Seit dem 1.Maerz bin ich nur noch "nebenberuflich" Deutschlehrer, hauptberuflich bin ich jetzt Projektleiter der IBF - Georgia, der International Bear Foundation Georgia, deren Mutter - Organisation die IBF - Holland ist. Die IBF - Georgia befindet sich zurzeit im Aufbau, bis Mitte April ist die Legalisierungsphase abgeschlossen, dann werden wir auch unsere eigene Website einrichten.

Eines der Projekte, die wir beginnen möchten, ist das Projekt "Georgian Mountain Dog - Nagazi"; seine Inhalte sind u.a . die Erforschung, Bewahrung und (Rein) Zucht des georgischen oder kaukasischen Berghundes, den die Georgier "Nagazi" nennen.

Bassara
Im Hintergrund der Kasbek
Foto: Frank Schreier

Die von uns gezogenen Welpen wollen wir künftig an die Menschen in den Bergregionen mit gewissen Verpflichtungen abgeben. Dort fehlen die Hunde, aus vielen Gründen, die ich Ihnen, wenn es Sie interessiert, gerne einmal darstellen werde.

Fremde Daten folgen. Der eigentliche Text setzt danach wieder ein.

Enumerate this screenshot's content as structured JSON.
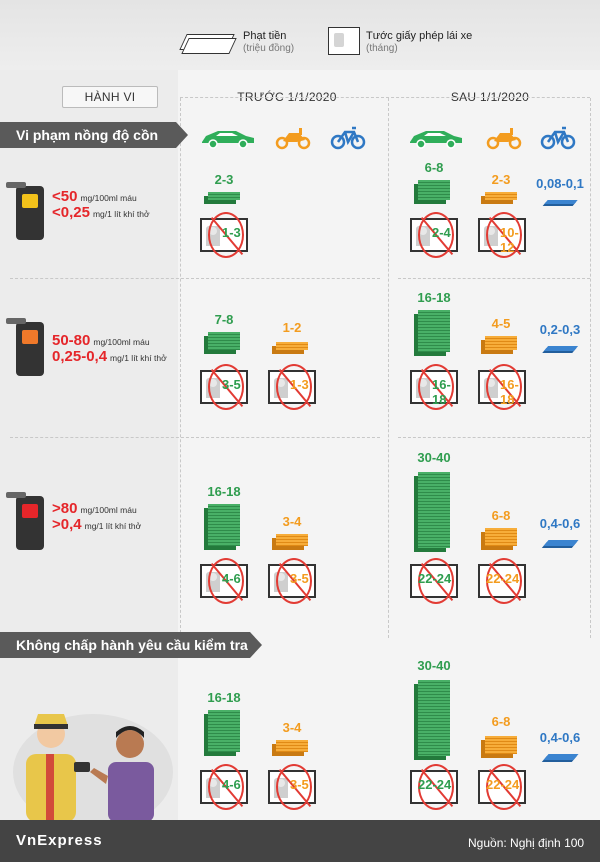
{
  "legend": {
    "fine_title": "Phạt tiền",
    "fine_sub": "(triệu đồng)",
    "license_title": "Tước giấy phép lái xe",
    "license_sub": "(tháng)"
  },
  "headers": {
    "behavior": "HÀNH VI",
    "before": "TRƯỚC 1/1/2020",
    "after": "SAU 1/1/2020"
  },
  "sections": {
    "alcohol": "Vi phạm nồng độ cồn",
    "refuse": "Không chấp hành yêu cầu kiểm tra"
  },
  "levels": [
    {
      "sym": "<",
      "blood": "50",
      "blood_unit": "mg/100ml máu",
      "breath_sym": "<",
      "breath": "0,25",
      "breath_unit": "mg/1 lít khí thở",
      "screen_color": "#f3c21b"
    },
    {
      "sym": "",
      "blood": "50-80",
      "blood_unit": "mg/100ml máu",
      "breath_sym": "",
      "breath": "0,25-0,4",
      "breath_unit": "mg/1 lít khí thở",
      "screen_color": "#f0792a"
    },
    {
      "sym": ">",
      "blood": "80",
      "blood_unit": "mg/100ml máu",
      "breath_sym": ">",
      "breath": "0,4",
      "breath_unit": "mg/1 lít khí thở",
      "screen_color": "#e5262a"
    }
  ],
  "rows": [
    {
      "before": {
        "car_fine": "2-3",
        "car_license": "1-3",
        "moto_fine": "",
        "moto_license": ""
      },
      "after": {
        "car_fine": "6-8",
        "car_license": "2-4",
        "moto_fine": "2-3",
        "moto_license": "10-12",
        "bike_fine": "0,08-0,1"
      }
    },
    {
      "before": {
        "car_fine": "7-8",
        "car_license": "3-5",
        "moto_fine": "1-2",
        "moto_license": "1-3"
      },
      "after": {
        "car_fine": "16-18",
        "car_license": "16-18",
        "moto_fine": "4-5",
        "moto_license": "16-18",
        "bike_fine": "0,2-0,3"
      }
    },
    {
      "before": {
        "car_fine": "16-18",
        "car_license": "4-6",
        "moto_fine": "3-4",
        "moto_license": "3-5"
      },
      "after": {
        "car_fine": "30-40",
        "car_license": "22-24",
        "moto_fine": "6-8",
        "moto_license": "22-24",
        "bike_fine": "0,4-0,6"
      }
    },
    {
      "before": {
        "car_fine": "16-18",
        "car_license": "4-6",
        "moto_fine": "3-4",
        "moto_license": "3-5"
      },
      "after": {
        "car_fine": "30-40",
        "car_license": "22-24",
        "moto_fine": "6-8",
        "moto_license": "22-24",
        "bike_fine": "0,4-0,6"
      }
    }
  ],
  "footer": {
    "brand": "VnExpress",
    "source": "Nguồn: Nghị định 100"
  }
}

Ich beschäftige mich seit einigen Jahren intensiv mit dieser Hunderasse, habe selbst zwei Rüden und zwei Hündinnen des kurzhaarigen Bergtyps aus dem hohen Kaukasus, aus Kasbegi. Mit einigen Freunden zusammen bemühe ich mich seit längerem, die - in erster Linie - kurzhaarigen Hunde in Reinzucht zu erhalten."

Einen seiner Rüden - Bassara - beschrieb er in einer E-Mail. Und diese Beschreibung wollen wir veröffentlichen. Denn sie zeigt neben der Liebe und Achtung gegenüber diesem Hund sehr viel über den Charakter und das Verhalten dieser leider so selten gewordenen Hirtenhunde.

Bassara

Bassara, 1,5 Jahre alt
Foto: Frank Schreier

"Weißt du, was das Lustigste an meiner Suche nach Informationen und Erkenntnissen ist? Immer wenn ich meine, etwas Neues entdeckt oder erfahren oder gelernt zu haben und mit dem Neuen zu meinem Bassara komme, überfließend vor Liebe zu ihm und dem unbändigen Wunsch, ihn zu knuddeln, bleibt er einfach sitzen, seine Körperhaltung verrät seine unendliche Liebe zu mir - und er sieht mich mit seinen unglaublichen Augen an, die so alt sind wie der Kaukasus selbst und scheint zu denken: Ruhig Blut, Junge, das ist doch nicht neu. Die Berge um uns herum stehen schon ewig und werden noch stehen, wenn wir beide nicht mehr sind. Wir sind nur Teil eines größeren Ganzen, nimm dich und mich nicht so wichtig. Ich mache meine Arbeit, so gut ich kann, mach du deine so gut du kannst. - Und dann begreife ich, dass er seine weitaus besser macht als ich meine.

Ich habe dir unsere Geschichte versprochen, hier ist sie, ich versuche mich möglichst kurz zu fassen.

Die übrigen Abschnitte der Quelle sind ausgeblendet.